For more on how to set an AdWords budget read my colleague’s blog post on the subject: How to Find Out How Much It Will Cost You To Start A New AdWords Campaign

2. High Level of Competition

In AdWords, the level of competition is important to define the strategy and the best approach to use while creating and managing a campaign.

Assume for a minute that your campaign is now competing with a couple of big retail chains stores that also sell western style clothing.

This could put you in a tough position as your competitors would have daily budgets much higher that yours. They could also afford higher bids on the main keywords, so this could lower the ad rank of your ads and place you in very low and less visible positions.

Facing high levels of competition from bigger businesses is a very common problem faced by small businesses starting to advertise with AdWords.

In this case, unless you are able to afford a substantial increase in your budget or find longer tail keywords with less competition, your campaign would be like a small fish in a big pond full of hungry sharks.

3. Having Less than Ideal Websites

Many small businesses have less than ideal websites and that affects the performance of their AdWords campaigns.

Going back to the western clothing campaign, if you have a great set up with a great position, avg. CPC and a great CTR but have no conversions, what could be the problem?

In a lot of cases it could be the quality of the website. If the website is not easy to navigate, it’s confusing, or even worst the ordering process is very complicated, that could explain why there are no conversions.

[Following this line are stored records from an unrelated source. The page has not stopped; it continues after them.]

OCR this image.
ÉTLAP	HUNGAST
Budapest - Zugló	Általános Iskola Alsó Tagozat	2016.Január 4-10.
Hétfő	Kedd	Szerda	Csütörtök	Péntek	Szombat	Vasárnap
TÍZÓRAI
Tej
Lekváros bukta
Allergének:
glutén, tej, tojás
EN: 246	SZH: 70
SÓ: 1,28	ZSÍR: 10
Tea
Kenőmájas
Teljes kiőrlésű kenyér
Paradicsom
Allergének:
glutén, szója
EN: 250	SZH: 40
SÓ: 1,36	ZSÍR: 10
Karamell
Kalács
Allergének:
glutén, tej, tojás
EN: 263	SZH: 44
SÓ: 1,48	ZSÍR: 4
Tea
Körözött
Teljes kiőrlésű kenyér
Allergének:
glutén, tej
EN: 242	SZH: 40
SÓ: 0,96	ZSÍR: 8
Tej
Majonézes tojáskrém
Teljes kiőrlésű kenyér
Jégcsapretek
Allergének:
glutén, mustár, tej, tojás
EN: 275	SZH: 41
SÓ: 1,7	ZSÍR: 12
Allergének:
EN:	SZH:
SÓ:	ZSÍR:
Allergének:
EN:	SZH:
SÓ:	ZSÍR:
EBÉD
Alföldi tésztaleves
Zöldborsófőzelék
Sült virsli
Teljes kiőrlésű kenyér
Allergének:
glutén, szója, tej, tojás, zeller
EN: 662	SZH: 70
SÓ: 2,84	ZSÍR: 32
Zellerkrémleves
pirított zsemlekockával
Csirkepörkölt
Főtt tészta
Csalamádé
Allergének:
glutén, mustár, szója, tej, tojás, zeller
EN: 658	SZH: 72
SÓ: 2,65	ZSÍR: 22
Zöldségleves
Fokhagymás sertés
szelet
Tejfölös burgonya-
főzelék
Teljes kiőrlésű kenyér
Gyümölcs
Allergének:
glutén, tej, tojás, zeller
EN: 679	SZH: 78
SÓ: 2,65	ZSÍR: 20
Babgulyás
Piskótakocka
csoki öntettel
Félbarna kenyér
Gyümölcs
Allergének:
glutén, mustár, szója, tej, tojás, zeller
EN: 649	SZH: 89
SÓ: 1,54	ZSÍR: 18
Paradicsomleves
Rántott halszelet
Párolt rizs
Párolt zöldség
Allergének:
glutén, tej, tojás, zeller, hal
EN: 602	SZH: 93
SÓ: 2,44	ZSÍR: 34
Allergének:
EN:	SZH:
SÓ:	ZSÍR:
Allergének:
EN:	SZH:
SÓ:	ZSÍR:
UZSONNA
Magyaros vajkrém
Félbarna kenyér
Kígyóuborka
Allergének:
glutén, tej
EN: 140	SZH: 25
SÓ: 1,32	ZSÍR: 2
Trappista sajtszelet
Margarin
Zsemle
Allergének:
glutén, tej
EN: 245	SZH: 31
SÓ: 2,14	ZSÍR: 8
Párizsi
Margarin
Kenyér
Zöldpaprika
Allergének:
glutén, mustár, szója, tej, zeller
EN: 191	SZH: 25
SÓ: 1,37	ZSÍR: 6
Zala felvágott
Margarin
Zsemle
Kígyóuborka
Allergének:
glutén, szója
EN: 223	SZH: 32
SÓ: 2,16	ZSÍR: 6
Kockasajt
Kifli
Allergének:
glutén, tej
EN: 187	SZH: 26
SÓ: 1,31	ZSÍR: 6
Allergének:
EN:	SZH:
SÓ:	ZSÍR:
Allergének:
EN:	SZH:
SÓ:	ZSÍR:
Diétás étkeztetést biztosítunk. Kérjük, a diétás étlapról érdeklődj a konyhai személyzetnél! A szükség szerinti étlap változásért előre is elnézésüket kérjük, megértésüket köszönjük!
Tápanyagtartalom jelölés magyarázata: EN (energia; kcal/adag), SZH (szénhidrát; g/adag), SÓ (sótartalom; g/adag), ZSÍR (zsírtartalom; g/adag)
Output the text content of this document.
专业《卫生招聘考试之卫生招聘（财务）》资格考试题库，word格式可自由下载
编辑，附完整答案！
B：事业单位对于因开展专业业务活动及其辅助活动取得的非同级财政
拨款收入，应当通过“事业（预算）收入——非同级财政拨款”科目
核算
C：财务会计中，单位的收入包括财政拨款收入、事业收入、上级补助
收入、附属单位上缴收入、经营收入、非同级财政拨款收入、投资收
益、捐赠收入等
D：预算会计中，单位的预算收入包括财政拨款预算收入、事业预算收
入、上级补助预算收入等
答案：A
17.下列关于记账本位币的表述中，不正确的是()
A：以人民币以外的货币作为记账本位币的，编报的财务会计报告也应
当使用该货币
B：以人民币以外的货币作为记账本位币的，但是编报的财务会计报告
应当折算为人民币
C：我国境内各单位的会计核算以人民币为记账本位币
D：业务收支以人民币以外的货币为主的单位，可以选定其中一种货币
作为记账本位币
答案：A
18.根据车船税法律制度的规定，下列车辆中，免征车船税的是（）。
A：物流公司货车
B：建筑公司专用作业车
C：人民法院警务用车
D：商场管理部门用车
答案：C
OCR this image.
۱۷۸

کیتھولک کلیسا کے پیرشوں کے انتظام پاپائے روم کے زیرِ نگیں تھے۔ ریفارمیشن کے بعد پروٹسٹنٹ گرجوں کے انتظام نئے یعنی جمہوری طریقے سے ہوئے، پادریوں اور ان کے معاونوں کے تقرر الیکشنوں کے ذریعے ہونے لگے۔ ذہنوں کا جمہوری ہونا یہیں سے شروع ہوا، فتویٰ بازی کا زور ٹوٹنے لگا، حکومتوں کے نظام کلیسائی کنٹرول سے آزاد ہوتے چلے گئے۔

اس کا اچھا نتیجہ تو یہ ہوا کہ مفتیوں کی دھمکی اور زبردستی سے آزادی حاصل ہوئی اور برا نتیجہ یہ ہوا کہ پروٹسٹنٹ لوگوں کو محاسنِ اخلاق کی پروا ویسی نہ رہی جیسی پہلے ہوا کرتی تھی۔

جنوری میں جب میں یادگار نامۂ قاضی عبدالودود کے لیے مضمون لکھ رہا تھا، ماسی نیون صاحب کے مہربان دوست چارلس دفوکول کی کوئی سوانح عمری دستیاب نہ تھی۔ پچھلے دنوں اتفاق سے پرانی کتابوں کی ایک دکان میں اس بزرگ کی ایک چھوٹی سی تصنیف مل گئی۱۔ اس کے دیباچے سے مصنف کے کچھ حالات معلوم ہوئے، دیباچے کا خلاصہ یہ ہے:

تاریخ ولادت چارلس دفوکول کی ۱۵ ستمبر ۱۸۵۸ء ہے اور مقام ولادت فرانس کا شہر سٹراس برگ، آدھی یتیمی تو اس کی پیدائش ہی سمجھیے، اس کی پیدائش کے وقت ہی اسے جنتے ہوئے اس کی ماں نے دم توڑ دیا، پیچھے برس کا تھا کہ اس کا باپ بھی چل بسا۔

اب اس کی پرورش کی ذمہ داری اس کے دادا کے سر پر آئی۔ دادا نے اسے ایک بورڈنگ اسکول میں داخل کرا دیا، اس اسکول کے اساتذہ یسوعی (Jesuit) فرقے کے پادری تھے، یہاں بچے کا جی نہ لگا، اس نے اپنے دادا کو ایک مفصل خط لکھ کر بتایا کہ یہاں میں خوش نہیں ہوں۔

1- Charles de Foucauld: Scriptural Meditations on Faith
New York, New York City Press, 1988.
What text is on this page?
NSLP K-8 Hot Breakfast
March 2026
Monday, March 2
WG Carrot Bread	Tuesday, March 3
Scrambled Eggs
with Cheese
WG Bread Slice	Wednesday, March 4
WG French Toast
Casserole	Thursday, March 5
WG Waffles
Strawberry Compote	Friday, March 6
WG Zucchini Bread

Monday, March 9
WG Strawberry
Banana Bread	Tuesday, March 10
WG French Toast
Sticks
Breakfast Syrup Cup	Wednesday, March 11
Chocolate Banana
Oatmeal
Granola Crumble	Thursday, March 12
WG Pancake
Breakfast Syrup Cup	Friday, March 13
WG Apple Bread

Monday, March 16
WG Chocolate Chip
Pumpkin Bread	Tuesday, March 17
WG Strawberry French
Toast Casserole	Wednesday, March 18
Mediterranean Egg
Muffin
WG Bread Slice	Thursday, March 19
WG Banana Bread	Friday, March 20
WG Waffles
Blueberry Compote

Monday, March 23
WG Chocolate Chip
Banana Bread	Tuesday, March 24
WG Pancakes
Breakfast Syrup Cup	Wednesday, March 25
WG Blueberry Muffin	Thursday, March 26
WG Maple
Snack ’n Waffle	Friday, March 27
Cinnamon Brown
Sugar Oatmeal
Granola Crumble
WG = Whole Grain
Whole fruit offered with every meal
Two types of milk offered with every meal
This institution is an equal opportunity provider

If your keywords and ads are very targeted and after reviewing the search terms you notice the campaign is driving the right traffic, then this would be a clear indication there is something off on your website that needs to be addressed.

A common problem is that the shopping cart, contact us form, or the signing up process are too long or complicated and potential clients get frustrated or bored before completing the task.

This also could explain higher than normal bounce rates on your Google Analytics reports.

To deal with this problem you could redesign your website to improve the user experience once customers land your pages. Improving the overall quality of your website could also help you increase the quality score of your keywords and the relevancy of your ads all of which would help lower your Avg. CPCs as well.

4. No Campaign Tracking Installed

Many small business owners create pretty good campaigns, but often fail to install proper tracking methods.

If you create a great campaign but don’t install any sort of tracking, it would be very difficult to assess how effective the campaign is, and the optimizations would be based on stats such as CTR and Avg. Metrics that don’t guarantee success.

Without call tracking or conversion tracking, you won’t be able to determine which are the better performing keywords for your campaign, which can drive you to make serious mistakes when optimizing.

Let’s say you paused a keyword with a low avg. position and lower CTR as you think it’s underperforming. Without any tracking active, this could be a risky decision, as you have no idea whether that particular keyword has generated any calls or conversions for your campaign.

Google provides you with very powerful tracking tools such as analytics, forwarding call tracking numbers, and conversion tracking.

Transparency and accountability are two of the main principles for Google, thus it is to your best advantage to make sure to install the proper tracking methods on your campaign.

5. Research, Research, Research

Being a small business and competing in the AdWords arena is not necessarily an easy task to accomplish. Just remember to perform an in-depth competitive research to identify who are your main competitors in your industry.

Also make sure to perform a thorough keyword research in order to identify keywords with less competition and therefore lower avg. CPCs. This will help you to become more competitive compared to bigger businesses using much larger budgets that yours.

There are many factors to take into consideration, but if you set up a good campaign strategy and manage to avoid falling into the pitfalls mentioned in this article you should be able to run an effective campaign for your small business.